What Fruits Emit Ethylene Gas to Ripen?

Ethylene gas, a naturally occurring plant hormone, acts as a crucial signal in the maturation process of various fruits. Understanding how ethylene functions helps explain why some fruits continue to ripen after being harvested, while others do not.

Ethylene’s Role in Fruit Ripening

Ethylene gas regulates fruit ripening. It triggers the breakdown of cell walls, leading to fruit softening. Simultaneously, ethylene promotes the conversion of starches into sugars, enhancing sweetness and flavor. The gas also influences the development of characteristic aromas and changes fruit color.

Fruits are categorized based on their ripening behavior in response to ethylene. Climacteric fruits are those that produce a burst of ethylene and experience a significant increase in their respiration rate as they ripen. This means they can continue to ripen even after being picked from the plant. Non-climacteric fruits, conversely, do not exhibit this surge in ethylene production or respiration and therefore will not ripen further once harvested.

Fruits That Produce Ethylene

Many common fruits are known to produce ethylene gas as they ripen, making them capable of continuing their maturation journey after harvest. These climacteric fruits include apples, bananas, avocados, and tomatoes. Other examples are peaches, pears, plums, mangoes, kiwis, and certain melons like cantaloupe and honeydew.

For these fruits, the ethylene they produce acts as an autocatalytic signal, meaning a small initial amount of the gas encourages the fruit to produce even more, accelerating the ripening process. This allows them to be picked when mature but still firm, facilitating transport, and then ripened later. In contrast, non-climacteric fruits, such as cherries, grapes, strawberries, blueberries, and citrus fruits like oranges and lemons, produce very little ethylene. These fruits must be harvested only when fully ripe, as their quality will not improve off the plant.
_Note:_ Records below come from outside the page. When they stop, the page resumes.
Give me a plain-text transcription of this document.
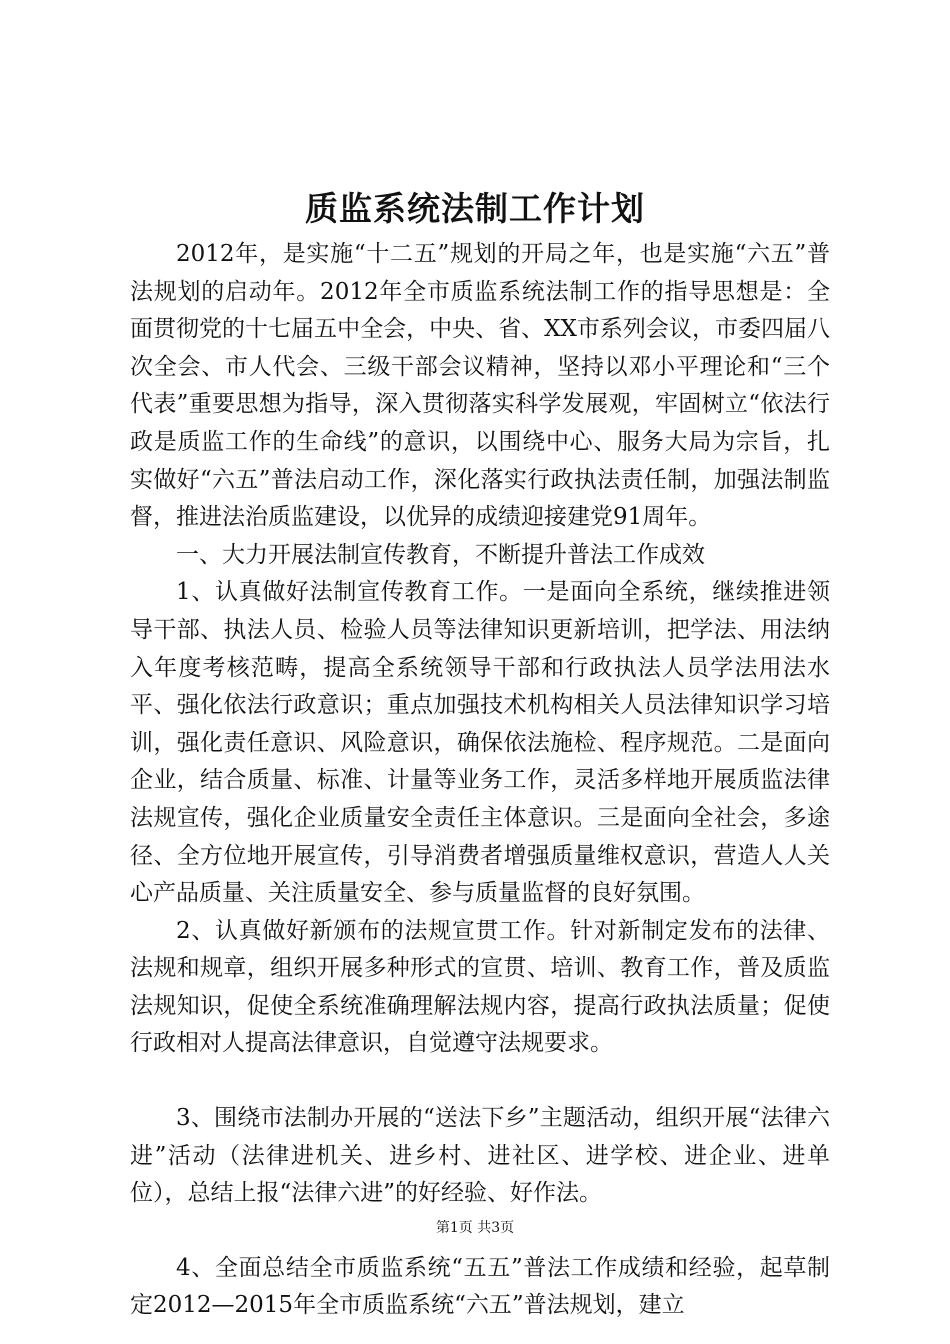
质监系统法制工作计划

2012年，是实施“十二五”规划的开局之年，也是实施“六五”普法规划的启动年。2012年全市质监系统法制工作的指导思想是：全面贯彻党的十七届五中全会，中央、省、XX市系列会议，市委四届八次全会、市人代会、三级干部会议精神，坚持以邓小平理论和“三个代表”重要思想为指导，深入贯彻落实科学发展观，牢固树立“依法行政是质监工作的生命线”的意识，以围绕中心、服务大局为宗旨，扎实做好“六五”普法启动工作，深化落实行政执法责任制，加强法制监督，推进法治质监建设，以优异的成绩迎接建党91周年。

一、大力开展法制宣传教育，不断提升普法工作成效

1、认真做好法制宣传教育工作。一是面向全系统，继续推进领导干部、执法人员、检验人员等法律知识更新培训，把学法、用法纳入年度考核范畴，提高全系统领导干部和行政执法人员学法用法水平、强化依法行政意识；重点加强技术机构相关人员法律知识学习培训，强化责任意识、风险意识，确保依法施检、程序规范。二是面向企业，结合质量、标准、计量等业务工作，灵活多样地开展质监法律法规宣传，强化企业质量安全责任主体意识。三是面向全社会，多途径、全方位地开展宣传，引导消费者增强质量维权意识，营造人人关心产品质量、关注质量安全、参与质量监督的良好氛围。

2、认真做好新颁布的法规宣贯工作。针对新制定发布的法律、法规和规章，组织开展多种形式的宣贯、培训、教育工作，普及质监法规知识，促使全系统准确理解法规内容，提高行政执法质量；促使行政相对人提高法律意识，自觉遵守法规要求。

3、围绕市法制办开展的“送法下乡”主题活动，组织开展“法律六进”活动（法律进机关、进乡村、进社区、进学校、进企业、进单位），总结上报“法律六进”的好经验、好作法。

4、全面总结全市质监系统“五五”普法工作成绩和经验，起草制定2012—2015年全市质监系统“六五”普法规划，建立

第1页 共3页
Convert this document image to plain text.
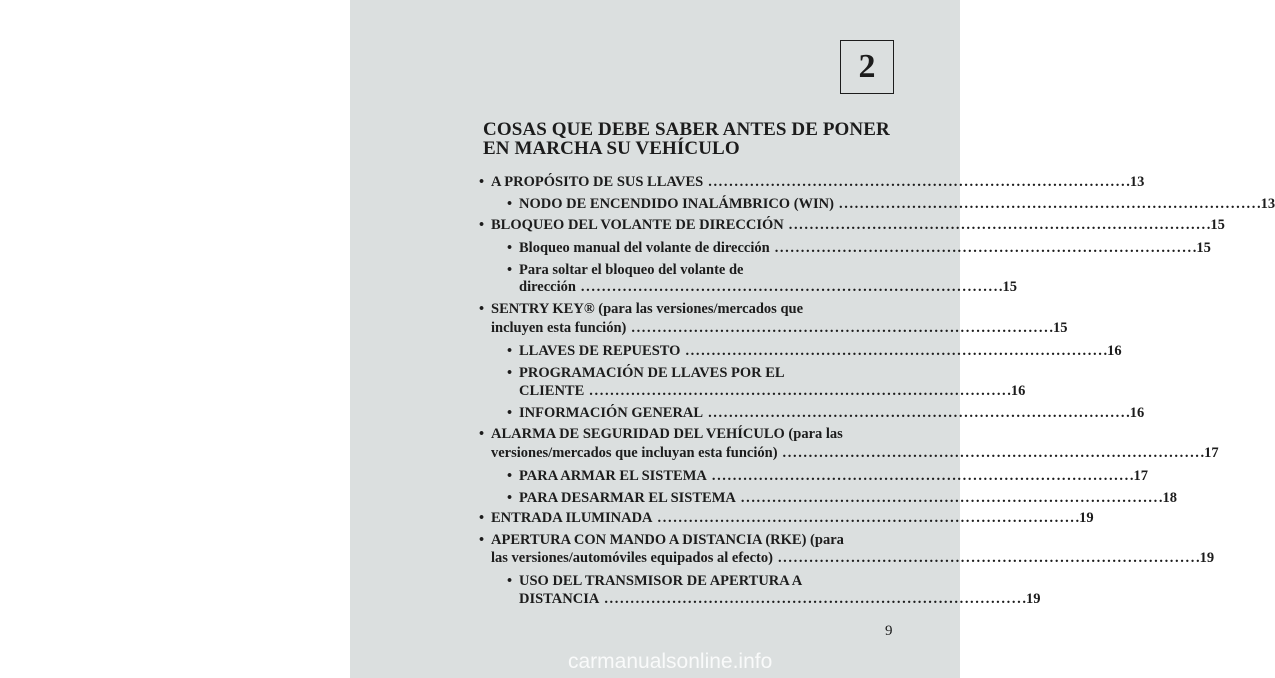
2
COSAS QUE DEBE SABER ANTES DE PONER
EN MARCHA SU VEHÍCULO
• A PROPÓSITO DE SUS LLAVES ................................................................................ .13
• NODO DE ENCENDIDO INALÁMBRICO (WIN) ................................................................................ .13
• BLOQUEO DEL VOLANTE DE DIRECCIÓN ................................................................................ .15
• Bloqueo manual del volante de dirección ................................................................................ .15
• Para soltar el bloqueo del volante de
dirección ................................................................................ .15
• SENTRY KEY® (para las versiones/mercados que
incluyen esta función) ................................................................................ .15
• LLAVES DE REPUESTO ................................................................................ .16
• PROGRAMACIÓN DE LLAVES POR EL
CLIENTE ................................................................................ .16
• INFORMACIÓN GENERAL ................................................................................ .16
• ALARMA DE SEGURIDAD DEL VEHÍCULO (para las
versiones/mercados que incluyan esta función) ................................................................................ .17
• PARA ARMAR EL SISTEMA ................................................................................ .17
• PARA DESARMAR EL SISTEMA ................................................................................ .18
• ENTRADA ILUMINADA ................................................................................ .19
• APERTURA CON MANDO A DISTANCIA (RKE) (para
las versiones/automóviles equipados al efecto) ................................................................................ .19
• USO DEL TRANSMISOR DE APERTURA A
DISTANCIA ................................................................................ .19
9
carmanualsonline.info
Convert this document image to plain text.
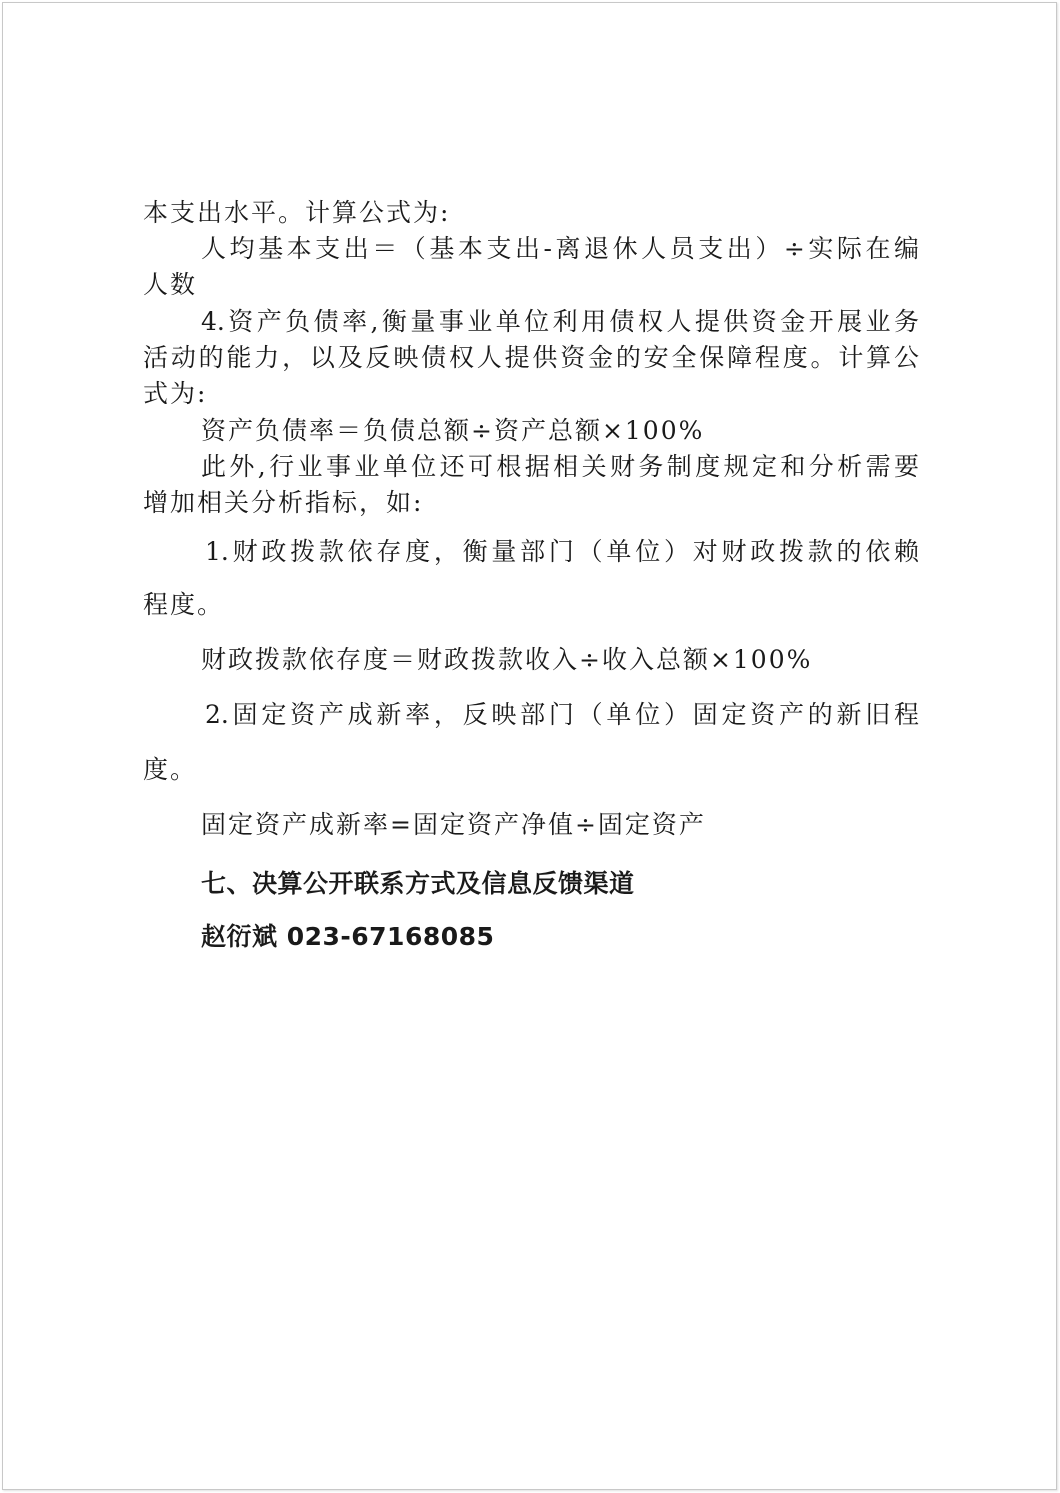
本支出水平。计算公式为:
人均基本支出＝（基本支出-离退休人员支出）÷实际在编
人数
4.资产负债率,衡量事业单位利用债权人提供资金开展业务
活动的能力，以及反映债权人提供资金的安全保障程度。计算公
式为:
资产负债率＝负债总额÷资产总额×100%
此外,行业事业单位还可根据相关财务制度规定和分析需要
增加相关分析指标，如:
1.财政拨款依存度，衡量部门（单位）对财政拨款的依赖
程度。
财政拨款依存度＝财政拨款收入÷收入总额×100%
2.固定资产成新率，反映部门（单位）固定资产的新旧程
度。
固定资产成新率=固定资产净值÷固定资产
七、决算公开联系方式及信息反馈渠道
赵衍斌 023-67168085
Managing Fruit Ripening with Ethylene

Knowing which fruits produce ethylene and which are sensitive to it offers practical advantages for storage and ripening. Ethylene-producing fruits, particularly those that are ripe, can accelerate the spoilage of ethylene-sensitive produce if stored together. For instance, keeping apples or ripe bananas next to leafy greens or broccoli can cause the latter to yellow and deteriorate more quickly.

To slow down ripening and extend shelf life, it is advisable to store ethylene-producing fruits separately from ethylene-sensitive vegetables and fruits. Conversely, if you wish to hasten the ripening of an unripe fruit, placing it in a paper bag with an ethylene-producing fruit like an apple or banana can be effective. The paper bag traps the ethylene gas, concentrating it around the unripe fruit and stimulating its maturation. Refrigeration can also slow down the production and effects of ethylene, helping to preserve ripe fruits longer.